As an editor, I am used to correcting the typical writing errors that appear in most papers, such as those having to do with spelling, vocabulary usage, punctuation, tense, and grammar. However, in addition to those common errors, some writers make little ones which should be corrected before their documents are submitted for publication or review. Here are a few of them:

  1. Inconsistencies in terms of font and size: Some writers vary their use of font and text size in their papers, sometimes in the same paragraph. This often occurs when the writer has copied and pasted text from another source into his or her document. This error detracts from the appearance of the paper, and may cause difficulties in comprehension for the reader. It is very easy to correct this mistake. Once the paper has been completed, the writer need only choose “Select All” from the toolbar at the top of Microsoft Word, and then designate one style of font and one size. Of course, if there are titles, subtitles, headings, charts, graphs, etc., then choosing “Select All” would be a mistake. In that case, sections of text should be chosen and highlighted separately, and then standardized.
  2. Misaligned margins: Some documents suffer from inconsistent left-side margins or/and varying types of alignment.
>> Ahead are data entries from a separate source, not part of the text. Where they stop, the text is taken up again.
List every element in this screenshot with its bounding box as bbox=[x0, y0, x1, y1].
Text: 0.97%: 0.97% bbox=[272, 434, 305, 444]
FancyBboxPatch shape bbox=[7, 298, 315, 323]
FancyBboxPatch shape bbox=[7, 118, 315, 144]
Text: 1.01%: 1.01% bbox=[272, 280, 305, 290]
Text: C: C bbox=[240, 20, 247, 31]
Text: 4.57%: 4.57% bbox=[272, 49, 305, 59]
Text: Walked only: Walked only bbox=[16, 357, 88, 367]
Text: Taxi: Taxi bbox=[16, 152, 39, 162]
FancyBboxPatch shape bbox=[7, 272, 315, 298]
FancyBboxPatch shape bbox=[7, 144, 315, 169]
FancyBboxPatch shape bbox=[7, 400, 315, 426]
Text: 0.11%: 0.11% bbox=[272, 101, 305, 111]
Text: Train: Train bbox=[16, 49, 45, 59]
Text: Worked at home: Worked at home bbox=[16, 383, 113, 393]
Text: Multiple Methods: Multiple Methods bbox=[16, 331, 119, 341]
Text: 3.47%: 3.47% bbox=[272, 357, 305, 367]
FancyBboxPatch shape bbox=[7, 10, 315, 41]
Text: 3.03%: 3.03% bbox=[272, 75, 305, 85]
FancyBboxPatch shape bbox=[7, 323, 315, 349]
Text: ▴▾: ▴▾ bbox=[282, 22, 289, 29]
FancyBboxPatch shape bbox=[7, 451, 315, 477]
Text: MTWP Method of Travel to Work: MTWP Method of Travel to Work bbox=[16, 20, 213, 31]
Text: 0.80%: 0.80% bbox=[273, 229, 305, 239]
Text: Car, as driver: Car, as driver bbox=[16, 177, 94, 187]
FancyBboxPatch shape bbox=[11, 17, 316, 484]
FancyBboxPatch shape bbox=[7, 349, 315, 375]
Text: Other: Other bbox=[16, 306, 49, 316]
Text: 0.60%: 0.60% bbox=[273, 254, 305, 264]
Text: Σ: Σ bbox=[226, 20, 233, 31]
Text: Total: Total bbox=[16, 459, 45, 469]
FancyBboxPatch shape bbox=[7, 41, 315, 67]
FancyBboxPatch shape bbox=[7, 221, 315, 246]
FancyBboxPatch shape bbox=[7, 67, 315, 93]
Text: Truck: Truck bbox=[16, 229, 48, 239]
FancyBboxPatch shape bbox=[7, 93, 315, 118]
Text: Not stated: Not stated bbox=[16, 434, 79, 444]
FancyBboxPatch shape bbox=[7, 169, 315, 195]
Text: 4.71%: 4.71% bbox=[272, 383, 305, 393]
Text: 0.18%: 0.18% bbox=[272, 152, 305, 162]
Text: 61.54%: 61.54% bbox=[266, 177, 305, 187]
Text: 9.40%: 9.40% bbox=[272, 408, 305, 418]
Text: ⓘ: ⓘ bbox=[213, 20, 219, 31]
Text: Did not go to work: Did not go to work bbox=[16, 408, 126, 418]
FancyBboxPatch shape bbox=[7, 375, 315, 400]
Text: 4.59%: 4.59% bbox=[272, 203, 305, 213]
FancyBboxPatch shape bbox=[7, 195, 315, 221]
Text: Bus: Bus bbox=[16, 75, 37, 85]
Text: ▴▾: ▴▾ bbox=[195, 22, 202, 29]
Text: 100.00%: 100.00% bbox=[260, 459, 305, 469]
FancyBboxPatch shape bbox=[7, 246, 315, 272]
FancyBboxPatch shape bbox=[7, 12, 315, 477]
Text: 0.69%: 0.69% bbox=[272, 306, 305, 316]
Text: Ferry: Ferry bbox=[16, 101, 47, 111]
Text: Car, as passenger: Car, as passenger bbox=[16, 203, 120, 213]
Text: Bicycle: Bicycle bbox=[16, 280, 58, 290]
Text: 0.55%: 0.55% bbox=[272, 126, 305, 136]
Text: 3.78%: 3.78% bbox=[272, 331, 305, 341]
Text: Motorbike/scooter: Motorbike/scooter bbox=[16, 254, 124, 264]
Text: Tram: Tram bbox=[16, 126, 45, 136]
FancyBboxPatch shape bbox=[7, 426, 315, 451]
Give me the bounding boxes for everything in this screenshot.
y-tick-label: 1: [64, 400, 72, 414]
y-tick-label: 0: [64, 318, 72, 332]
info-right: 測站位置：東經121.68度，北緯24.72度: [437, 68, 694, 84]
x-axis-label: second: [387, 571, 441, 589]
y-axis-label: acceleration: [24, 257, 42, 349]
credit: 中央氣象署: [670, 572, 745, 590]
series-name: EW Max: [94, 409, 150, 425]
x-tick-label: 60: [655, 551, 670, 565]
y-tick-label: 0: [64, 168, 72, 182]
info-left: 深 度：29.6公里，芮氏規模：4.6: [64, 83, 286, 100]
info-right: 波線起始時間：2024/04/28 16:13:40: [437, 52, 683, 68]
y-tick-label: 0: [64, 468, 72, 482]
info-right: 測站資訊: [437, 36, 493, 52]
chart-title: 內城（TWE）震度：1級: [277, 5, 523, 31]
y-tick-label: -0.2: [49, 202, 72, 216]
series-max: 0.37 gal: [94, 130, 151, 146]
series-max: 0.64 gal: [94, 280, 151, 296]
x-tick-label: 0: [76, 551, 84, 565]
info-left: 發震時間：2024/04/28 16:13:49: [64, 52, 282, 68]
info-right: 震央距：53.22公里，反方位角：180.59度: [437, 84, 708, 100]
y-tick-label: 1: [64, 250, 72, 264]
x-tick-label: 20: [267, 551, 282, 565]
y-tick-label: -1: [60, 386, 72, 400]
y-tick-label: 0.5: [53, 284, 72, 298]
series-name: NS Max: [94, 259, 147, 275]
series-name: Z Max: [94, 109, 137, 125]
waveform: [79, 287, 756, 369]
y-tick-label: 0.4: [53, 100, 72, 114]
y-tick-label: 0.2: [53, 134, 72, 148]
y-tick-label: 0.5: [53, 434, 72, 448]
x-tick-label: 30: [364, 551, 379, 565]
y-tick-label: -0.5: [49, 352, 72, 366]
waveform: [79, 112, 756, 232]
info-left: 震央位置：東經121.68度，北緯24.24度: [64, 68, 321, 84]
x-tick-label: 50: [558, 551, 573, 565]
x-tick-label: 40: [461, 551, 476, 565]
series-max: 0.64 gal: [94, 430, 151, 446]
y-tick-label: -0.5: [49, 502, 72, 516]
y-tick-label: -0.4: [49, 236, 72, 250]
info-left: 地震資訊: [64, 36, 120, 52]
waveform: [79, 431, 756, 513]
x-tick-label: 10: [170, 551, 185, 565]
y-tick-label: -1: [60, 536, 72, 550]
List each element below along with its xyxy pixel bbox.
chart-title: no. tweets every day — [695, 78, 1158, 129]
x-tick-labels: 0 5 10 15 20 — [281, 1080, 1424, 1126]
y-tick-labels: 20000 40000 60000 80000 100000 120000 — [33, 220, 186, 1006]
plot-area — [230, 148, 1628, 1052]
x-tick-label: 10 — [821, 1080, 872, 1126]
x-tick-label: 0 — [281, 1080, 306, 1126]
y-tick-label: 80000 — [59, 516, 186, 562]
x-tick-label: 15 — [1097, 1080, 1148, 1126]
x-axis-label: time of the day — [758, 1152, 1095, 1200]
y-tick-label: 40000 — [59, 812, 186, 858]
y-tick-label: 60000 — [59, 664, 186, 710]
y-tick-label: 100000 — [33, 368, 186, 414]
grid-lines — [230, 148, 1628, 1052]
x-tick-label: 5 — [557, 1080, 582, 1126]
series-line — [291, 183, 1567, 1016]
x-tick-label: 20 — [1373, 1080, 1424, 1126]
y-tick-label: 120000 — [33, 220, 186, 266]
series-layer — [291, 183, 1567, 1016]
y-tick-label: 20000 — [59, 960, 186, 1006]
Some parts of a paper may be further or closer to the left-side margin than others, and some sections of text may be aligned-left, while others are aligned-right, or centered, or justified in terms of block text. The only instances in which there should be variations in terms of alignment should be when inserting long quotes or graphs or charts or tables or other additions to the regular text.
  3. Paragraph styles: Within a paper, all paragraphs should either be indented or block justified. Block justified paragraphs should be separated from each other by one space. In general, indented paragraphs shuld not be separated by spaces.
  4. Headings, subheadings, and titles: All headings, subheadings, titles, etc. should be consistent in terms of font, size, and the use of italics and boldface. That is not to say that all headings must be the same. Major headings or titles may be written differently from minor headings or titles, but all major headings should look alike and all minor headings should be consistently written.
  5. Numbering: If letters or numbers are used to designate sections in a paper, they should be consistent and in order. If the writer begins by using capital letters to designate sections, then he or she should continue with that, and not skip letters. The same is true in terms of lower case letters. This also applies to numbers. They should all be either Arabic or Roman. All letters or numbers should also be consistent in terms of the use of boldface and italics. Of course, there may be differences in terms of lettering or numbering when designating different types of information. For example, major headings might be set off with the use of capital letters in boldface, and individual facts listed below them may be designated by the use of lower case letters or Roman or Arabic numerals that are not in boldface. There also may be differences in size from one type of heading to another. It is important, however, that all sections of similar importance be designated with the same type of letter or number in the same size.
  6. Use of capitalization: Besides the normal use of capital letters at the beginnings of sentences and for proper nouns, they can be used to set off titles. If they are used for that purpose, then all similar paragraphs must be written in that way.

These fine points are important to the appearance of a paper, and consistency in terms of their use should be incorporated into all documents.